Brack wirkte zufrieden. “Eigentlich sind für mich zwei Dinge von Interesse: Was ist mit der Geisterbraut passiert und wie geht es mit der Seele der Kirchner weiter?”
“Ah. Du interessierst dich also nur für die Röcke. Hätte ich mir ja denken können!” Ungeachtet Bracks abschätzigem Blick fuhr Fiedler feixend fort: “Der Geist, den du als ‘Geisterbraut’ betitelst, hat meines Wissens nach erfolgreich die Stadt ebenso wie unsere körperliche Existenzebene freiwillig verlassen. Was genau mit ihr dabei ‘passiert’ ist, entzieht sich meinem Laienverständnis. Allerdings befand sie es offenbar noch für wichtig und notwendig, mir ein paar Informationen zukommen zu lassen. Wie es scheint, hat sie sich nach ihrer Flucht aus dem Bannkreis die Zeit genommen, die halbtote Laurie Stance - also die von ihr gedoppelte Bogenschützin von Mitternacht - aus dem Wirkungskreis des Brunnengeistes zu retten und einigermaßen zu heilen. Dann hat sie sie wohl vor den Türen des Grenzereingangs an der Klinik links der Elm abgelegt. Ein wenig hatte ich den Eindruck, dass sie unbedingt besser und weniger menschenverachtend dastehen wollte als Baron Samedi. Die beiden müssen eine ganz schön lange Fehde hinter sich haben - Unsterbliche unter sich eben...”
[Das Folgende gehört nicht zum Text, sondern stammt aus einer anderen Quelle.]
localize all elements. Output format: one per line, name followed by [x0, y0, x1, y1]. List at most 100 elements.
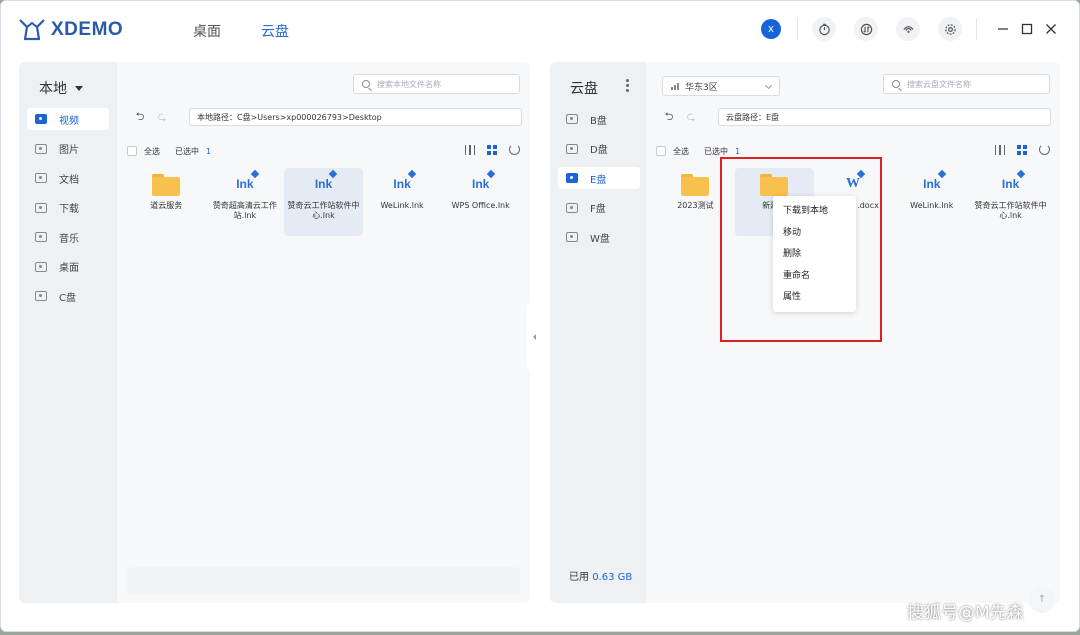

Fiedler schüttelte entschuldigend den Kopf. “Tut mir Leid, Brack, aber handfestere Informationen habe ich nicht aus ihr heraus gebracht. Ich glaube auch nicht, dass du dir in nächster Zeit um die Dame Gedanken machen musst. Wenn ich sie richtig verstanden habe, will sie unsere Realität und insbesondere unseren Breitengrad in nächster Zeit erst einmal meiden. Durchaus verständlich, wenn du mich fragst, schließlich wurde sie hierher beschworen und musste im Pakt ein paar wirklich unangenehme Dinge tun. Außerdem ist nicht auszuschließen, dass mit Unbehaun ein bewiesenerweise für sie ziemlich gefährlicher Magier einen Groll auf sie hegt und auf Rache aus ist. Gründe genug, sich hier ein paar Jahrzehnte nicht mehr blicken zu lassen. Freiwilligerweise, versteht sich. Ihrereins hat ja nicht immer die Wahl.”